Over the weekend, I spent some time helping out a friend with a new application they're building. They had just finished a big workflow story, and he wanted to get someone else to take a look and see if there was anything weird about the way the workflow ended up.
I found five bugs. Just plain "whoops it shouldn't do that" bugs. I also found seven places in which I had to ask for help figuring out the right thing to do. In each of those seven cases, the system was doing what the devs had intended it to do; there was no bug there. BUT there was training required.
Asking for an explanation is a smell.
We talk about code smells, and call things like long methods or excessive imports or even comments "smells". This is a usability smell. And just like a code smell, it's an indication that something isn't as apparent as it could be.
Sometimes we don't fix code smells. We know they're present, but we choose not to fix them, either because we don't have time, or because there are more important things to do. Sometimes we don't fix code smells because we're getting a lot of value out of the code as is and that is more important than the smell.
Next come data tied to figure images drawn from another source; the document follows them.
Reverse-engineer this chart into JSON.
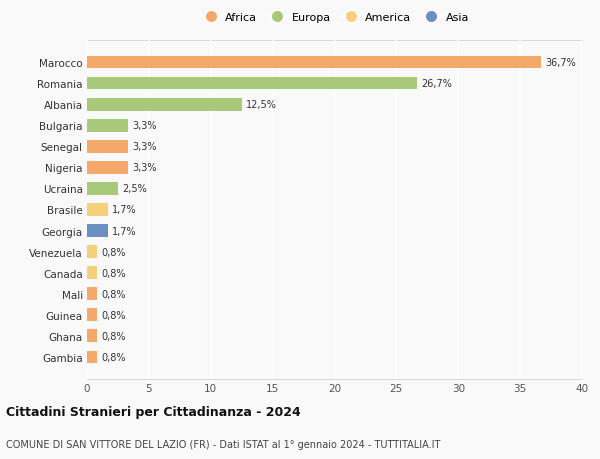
{
  "countries": [
    "Marocco",
    "Romania",
    "Albania",
    "Bulgaria",
    "Senegal",
    "Nigeria",
    "Ucraina",
    "Brasile",
    "Georgia",
    "Venezuela",
    "Canada",
    "Mali",
    "Guinea",
    "Ghana",
    "Gambia"
  ],
  "values": [
    36.7,
    26.7,
    12.5,
    3.3,
    3.3,
    3.3,
    2.5,
    1.7,
    1.7,
    0.8,
    0.8,
    0.8,
    0.8,
    0.8,
    0.8
  ],
  "labels": [
    "36,7%",
    "26,7%",
    "12,5%",
    "3,3%",
    "3,3%",
    "3,3%",
    "2,5%",
    "1,7%",
    "1,7%",
    "0,8%",
    "0,8%",
    "0,8%",
    "0,8%",
    "0,8%",
    "0,8%"
  ],
  "continents": [
    "Africa",
    "Europa",
    "Europa",
    "Europa",
    "Africa",
    "Africa",
    "Europa",
    "America",
    "Asia",
    "America",
    "America",
    "Africa",
    "Africa",
    "Africa",
    "Africa"
  ],
  "continent_colors": {
    "Africa": "#F4A96A",
    "Europa": "#A8C87A",
    "America": "#F5D07A",
    "Asia": "#6A8FC0"
  },
  "legend_order": [
    "Africa",
    "Europa",
    "America",
    "Asia"
  ],
  "xlim": [
    0,
    40
  ],
  "xticks": [
    0,
    5,
    10,
    15,
    20,
    25,
    30,
    35,
    40
  ],
  "title": "Cittadini Stranieri per Cittadinanza - 2024",
  "subtitle": "COMUNE DI SAN VITTORE DEL LAZIO (FR) - Dati ISTAT al 1° gennaio 2024 - TUTTITALIA.IT",
  "background_color": "#f9f9f9",
  "grid_color": "#ffffff",
  "bar_height": 0.6
}
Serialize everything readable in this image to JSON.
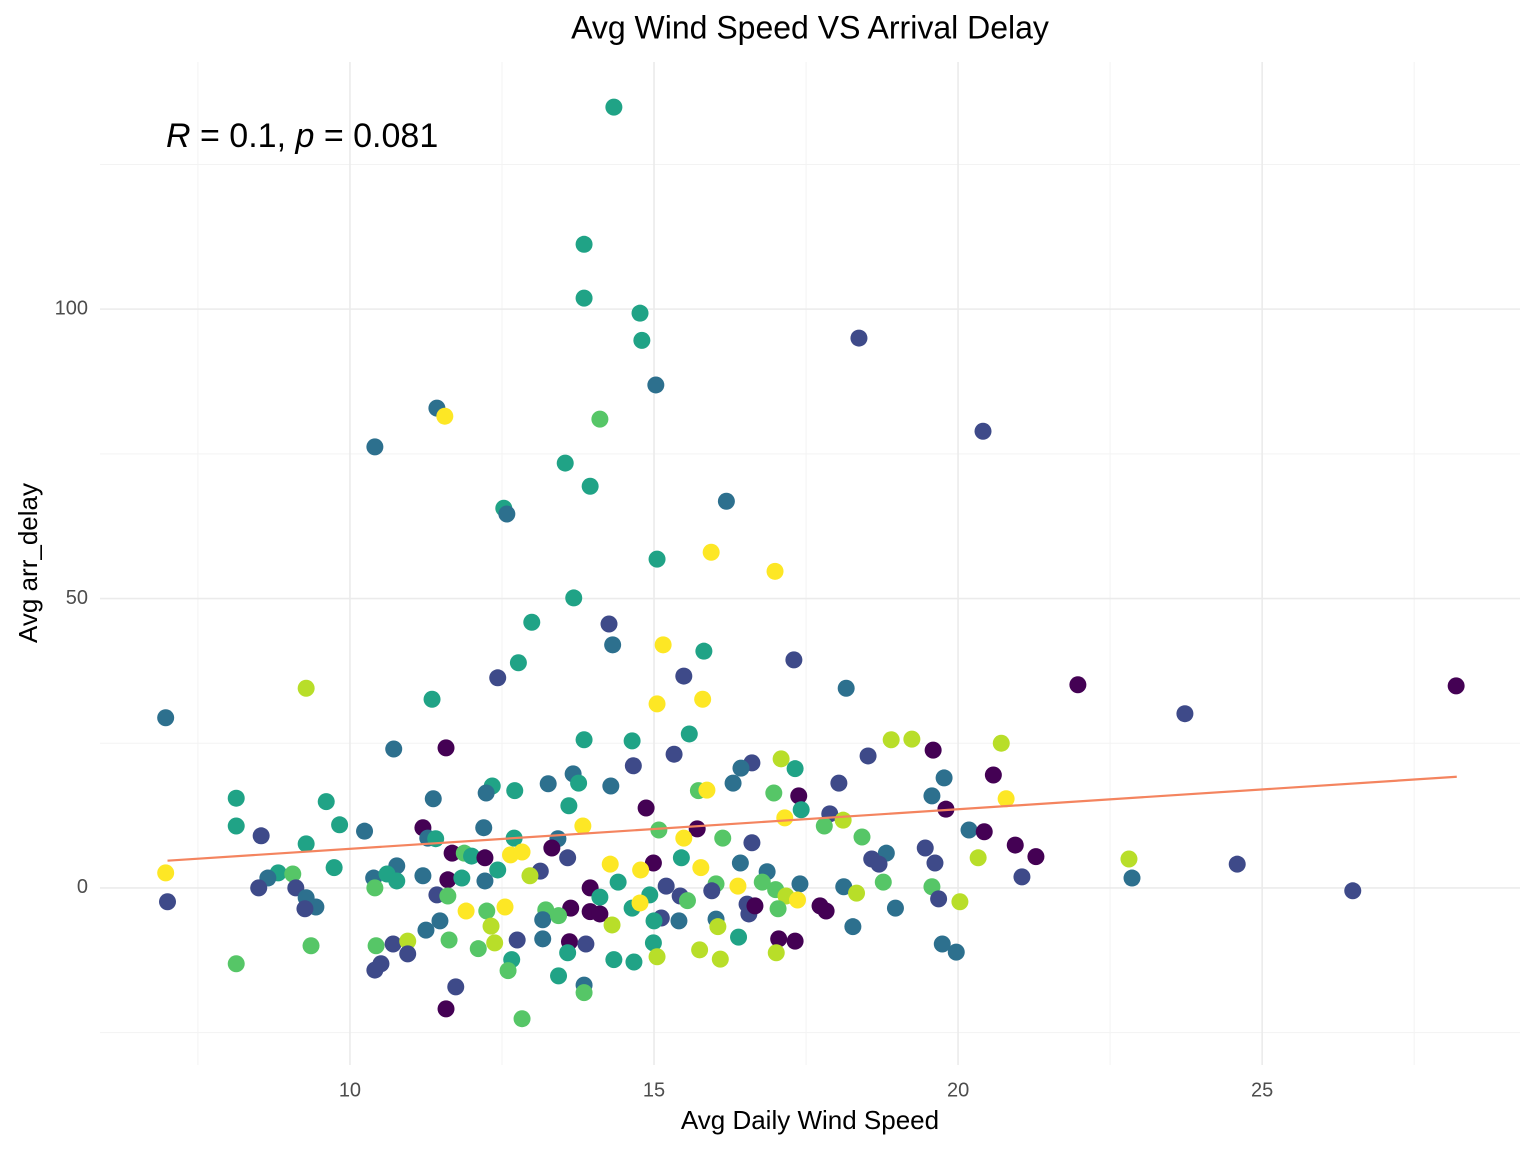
{
  "chart_data": {
    "type": "scatter",
    "title": "Avg Wind Speed VS Arrival Delay",
    "x_label": "Avg Daily Wind Speed",
    "y_label": "Avg arr_delay",
    "annotation": [
      "R",
      " = 0.1, ",
      "p",
      " = 0.081"
    ],
    "xlim": [
      5.89,
      29.24
    ],
    "ylim": [
      -30.6,
      142.7
    ],
    "xticks": [
      10,
      15,
      20,
      25
    ],
    "yticks": [
      0,
      50,
      100
    ],
    "x_minor_ticks": [
      7.5,
      12.5,
      17.5,
      22.5,
      27.5
    ],
    "y_minor_ticks": [
      -25,
      25,
      75,
      125
    ],
    "grid": true,
    "x": [
      14.34,
      13.85,
      13.85,
      14.77,
      14.8,
      18.37,
      15.03,
      11.43,
      11.56,
      14.11,
      20.41,
      10.41,
      13.54,
      13.95,
      16.19,
      12.53,
      12.58,
      15.05,
      15.94,
      16.99,
      13.68,
      12.99,
      14.26,
      15.15,
      14.32,
      15.82,
      17.3,
      12.77,
      12.43,
      15.49,
      9.28,
      18.16,
      21.97,
      28.19,
      6.97,
      11.35,
      15.05,
      15.8,
      23.73,
      10.72,
      11.58,
      13.85,
      14.64,
      15.58,
      18.9,
      19.24,
      20.71,
      19.59,
      15.33,
      16.61,
      18.52,
      17.09,
      17.32,
      13.67,
      14.66,
      16.43,
      20.58,
      19.77,
      13.26,
      13.76,
      14.29,
      16.3,
      18.04,
      12.34,
      12.71,
      12.24,
      8.13,
      15.73,
      15.87,
      17.38,
      11.37,
      9.61,
      19.57,
      20.79,
      16.97,
      13.6,
      14.87,
      19.8,
      17.42,
      17.89,
      17.15,
      18.11,
      17.8,
      8.13,
      9.83,
      10.24,
      13.83,
      15.71,
      15.08,
      12.2,
      11.2,
      20.18,
      20.43,
      8.54,
      11.28,
      11.41,
      12.7,
      13.42,
      15.49,
      16.13,
      16.61,
      18.42,
      19.46,
      20.94,
      9.28,
      11.68,
      11.88,
      12.0,
      12.22,
      13.32,
      13.58,
      14.99,
      15.45,
      18.82,
      18.58,
      18.7,
      20.33,
      21.28,
      22.81,
      24.59,
      19.62,
      12.64,
      12.83,
      14.28,
      16.42,
      10.77,
      6.97,
      8.82,
      9.06,
      9.74,
      12.43,
      13.13,
      12.96,
      14.78,
      15.77,
      16.86,
      21.05,
      22.86,
      10.39,
      10.61,
      10.77,
      8.65,
      11.2,
      11.61,
      11.84,
      12.22,
      14.41,
      15.2,
      16.02,
      16.78,
      17.4,
      18.12,
      18.77,
      19.57,
      26.49,
      10.41,
      8.5,
      9.11,
      11.43,
      11.61,
      13.95,
      14.11,
      14.93,
      15.43,
      15.95,
      16.38,
      17.0,
      17.17,
      17.36,
      18.33,
      19.68,
      7.0,
      9.28,
      9.44,
      9.26,
      11.91,
      12.25,
      12.55,
      13.22,
      13.63,
      13.95,
      14.11,
      14.64,
      14.77,
      15.12,
      15.55,
      16.53,
      16.56,
      16.66,
      17.04,
      17.73,
      17.83,
      18.97,
      20.03,
      13.17,
      13.43,
      14.31,
      15.0,
      15.41,
      16.02,
      16.05,
      11.48,
      11.25,
      12.32,
      12.75,
      13.17,
      13.61,
      13.88,
      14.99,
      16.39,
      17.05,
      17.32,
      18.27,
      19.74,
      19.97,
      9.36,
      10.43,
      10.71,
      10.95,
      10.95,
      11.63,
      12.11,
      12.38,
      13.58,
      15.05,
      15.75,
      16.09,
      17.01,
      14.34,
      14.67,
      12.66,
      8.13,
      10.51,
      10.41,
      12.6,
      13.43,
      13.85,
      13.85,
      11.74,
      11.58,
      12.83
    ],
    "values": [
      134.9,
      111.2,
      101.9,
      99.3,
      94.6,
      95.0,
      86.9,
      82.9,
      81.5,
      81.0,
      78.9,
      76.2,
      73.4,
      69.4,
      66.8,
      65.6,
      64.6,
      56.8,
      58.0,
      54.7,
      50.1,
      45.9,
      45.6,
      42.0,
      42.0,
      40.9,
      39.4,
      38.9,
      36.3,
      36.6,
      34.5,
      34.5,
      35.1,
      34.9,
      29.4,
      32.6,
      31.8,
      32.6,
      30.1,
      24.0,
      24.2,
      25.6,
      25.4,
      26.6,
      25.6,
      25.7,
      25.0,
      23.8,
      23.1,
      21.6,
      22.8,
      22.3,
      20.6,
      19.7,
      21.1,
      20.7,
      19.5,
      19.0,
      18.0,
      18.1,
      17.6,
      18.1,
      18.1,
      17.6,
      16.8,
      16.4,
      15.5,
      16.8,
      16.9,
      15.9,
      15.4,
      14.9,
      15.9,
      15.4,
      16.4,
      14.2,
      13.8,
      13.6,
      13.5,
      12.8,
      12.1,
      11.7,
      10.7,
      10.7,
      10.9,
      9.8,
      10.7,
      10.2,
      10.0,
      10.4,
      10.4,
      10.0,
      9.7,
      9.0,
      8.6,
      8.5,
      8.6,
      8.5,
      8.6,
      8.6,
      7.8,
      8.8,
      6.9,
      7.4,
      7.6,
      6.0,
      6.0,
      5.5,
      5.2,
      6.9,
      5.2,
      4.3,
      5.2,
      6.0,
      5.0,
      4.1,
      5.2,
      5.4,
      5.0,
      4.1,
      4.3,
      5.7,
      6.2,
      4.1,
      4.3,
      3.8,
      2.6,
      2.6,
      2.4,
      3.5,
      3.1,
      2.9,
      2.1,
      3.1,
      3.5,
      2.8,
      1.9,
      1.7,
      1.7,
      2.4,
      1.2,
      1.7,
      2.1,
      1.4,
      1.7,
      1.2,
      1.0,
      0.3,
      0.7,
      1.0,
      0.7,
      0.2,
      1.0,
      0.2,
      -0.5,
      0,
      0,
      0,
      -1.2,
      -1.4,
      0.0,
      -1.6,
      -1.2,
      -1.4,
      -0.5,
      0.3,
      -0.3,
      -1.4,
      -2.1,
      -0.9,
      -1.9,
      -2.4,
      -1.7,
      -3.3,
      -3.6,
      -4.0,
      -4.0,
      -3.3,
      -3.8,
      -3.5,
      -4.1,
      -4.5,
      -3.5,
      -2.6,
      -5.2,
      -2.2,
      -2.8,
      -4.5,
      -3.1,
      -3.6,
      -3.1,
      -4.0,
      -3.5,
      -2.4,
      -5.5,
      -4.8,
      -6.4,
      -5.7,
      -5.7,
      -5.4,
      -6.7,
      -5.7,
      -7.3,
      -6.6,
      -9.0,
      -8.8,
      -9.3,
      -9.7,
      -9.5,
      -8.5,
      -8.8,
      -9.2,
      -6.7,
      -9.7,
      -11.1,
      -10.0,
      -10.0,
      -9.7,
      -9.2,
      -11.4,
      -9.0,
      -10.5,
      -9.5,
      -11.2,
      -11.9,
      -10.7,
      -12.3,
      -11.2,
      -12.4,
      -12.8,
      -12.4,
      -13.1,
      -13.1,
      -14.2,
      -14.3,
      -15.2,
      -16.8,
      -18.1,
      -17.1,
      -20.9,
      -22.6
    ],
    "colors": [
      "#20a386",
      "#20a386",
      "#20a386",
      "#20a386",
      "#20a386",
      "#3e4a89",
      "#2d708e",
      "#2d708e",
      "#fde725",
      "#56c667",
      "#3e4a89",
      "#2d708e",
      "#20a386",
      "#20a386",
      "#2d708e",
      "#20a386",
      "#2d708e",
      "#20a386",
      "#fde725",
      "#fde725",
      "#20a386",
      "#20a386",
      "#3e4a89",
      "#fde725",
      "#2d708e",
      "#20a386",
      "#3e4a89",
      "#20a386",
      "#3e4a89",
      "#3e4a89",
      "#b8de29",
      "#2d708e",
      "#440154",
      "#440154",
      "#2d708e",
      "#20a386",
      "#fde725",
      "#fde725",
      "#3e4a89",
      "#2d708e",
      "#440154",
      "#20a386",
      "#20a386",
      "#20a386",
      "#b8de29",
      "#b8de29",
      "#b8de29",
      "#440154",
      "#3e4a89",
      "#3e4a89",
      "#3e4a89",
      "#b8de29",
      "#20a386",
      "#2d708e",
      "#3e4a89",
      "#2d708e",
      "#440154",
      "#2d708e",
      "#2d708e",
      "#20a386",
      "#2d708e",
      "#2d708e",
      "#3e4a89",
      "#20a386",
      "#20a386",
      "#2d708e",
      "#20a386",
      "#56c667",
      "#fde725",
      "#440154",
      "#2d708e",
      "#20a386",
      "#2d708e",
      "#fde725",
      "#56c667",
      "#20a386",
      "#440154",
      "#440154",
      "#20a386",
      "#3e4a89",
      "#fde725",
      "#b8de29",
      "#56c667",
      "#20a386",
      "#20a386",
      "#2d708e",
      "#fde725",
      "#440154",
      "#56c667",
      "#2d708e",
      "#440154",
      "#2d708e",
      "#440154",
      "#3e4a89",
      "#2d708e",
      "#20a386",
      "#20a386",
      "#2d708e",
      "#fde725",
      "#56c667",
      "#3e4a89",
      "#56c667",
      "#3e4a89",
      "#440154",
      "#20a386",
      "#440154",
      "#56c667",
      "#20a386",
      "#440154",
      "#440154",
      "#3e4a89",
      "#440154",
      "#20a386",
      "#2d708e",
      "#3e4a89",
      "#3e4a89",
      "#b8de29",
      "#440154",
      "#b8de29",
      "#3e4a89",
      "#3e4a89",
      "#fde725",
      "#fde725",
      "#fde725",
      "#2d708e",
      "#2d708e",
      "#fde725",
      "#20a386",
      "#56c667",
      "#20a386",
      "#20a386",
      "#3e4a89",
      "#b8de29",
      "#fde725",
      "#fde725",
      "#2d708e",
      "#3e4a89",
      "#2d708e",
      "#2d708e",
      "#20a386",
      "#20a386",
      "#2d708e",
      "#2d708e",
      "#440154",
      "#20a386",
      "#2d708e",
      "#20a386",
      "#3e4a89",
      "#56c667",
      "#56c667",
      "#2d708e",
      "#2d708e",
      "#56c667",
      "#56c667",
      "#3e4a89",
      "#56c667",
      "#3e4a89",
      "#3e4a89",
      "#3e4a89",
      "#56c667",
      "#440154",
      "#20a386",
      "#20a386",
      "#3e4a89",
      "#3e4a89",
      "#fde725",
      "#56c667",
      "#b8de29",
      "#fde725",
      "#b8de29",
      "#3e4a89",
      "#3e4a89",
      "#2d708e",
      "#2d708e",
      "#3e4a89",
      "#fde725",
      "#56c667",
      "#fde725",
      "#56c667",
      "#440154",
      "#440154",
      "#440154",
      "#20a386",
      "#fde725",
      "#3e4a89",
      "#56c667",
      "#3e4a89",
      "#3e4a89",
      "#440154",
      "#56c667",
      "#440154",
      "#440154",
      "#2d708e",
      "#b8de29",
      "#2d708e",
      "#56c667",
      "#b8de29",
      "#20a386",
      "#2d708e",
      "#2d708e",
      "#b8de29",
      "#2d708e",
      "#2d708e",
      "#b8de29",
      "#3e4a89",
      "#2d708e",
      "#440154",
      "#3e4a89",
      "#20a386",
      "#20a386",
      "#440154",
      "#440154",
      "#2d708e",
      "#2d708e",
      "#2d708e",
      "#56c667",
      "#56c667",
      "#3e4a89",
      "#b8de29",
      "#3e4a89",
      "#56c667",
      "#56c667",
      "#b8de29",
      "#20a386",
      "#b8de29",
      "#b8de29",
      "#b8de29",
      "#b8de29",
      "#20a386",
      "#20a386",
      "#20a386",
      "#56c667",
      "#3e4a89",
      "#3e4a89",
      "#56c667",
      "#20a386",
      "#2d708e",
      "#56c667",
      "#3e4a89",
      "#440154",
      "#56c667"
    ],
    "trend": {
      "type": "line",
      "x": [
        7.0,
        28.2
      ],
      "values": [
        4.7,
        19.2
      ],
      "color": "#f4845f"
    }
  }
}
The default behavior, though, is that we should fix code smells, and it takes a really good argument to change that.
The same should hold true for usability smells. If an explanation is required for the user to get through something, that's a usability smell. By default, we should fix usability smells. We should live with the smell only if there's a really good argument for NOT fixing the usability smell.
It's easy to get into fixing code smells; we all acknowledge that's just good coding habit. It's time to get into fixing usability smells.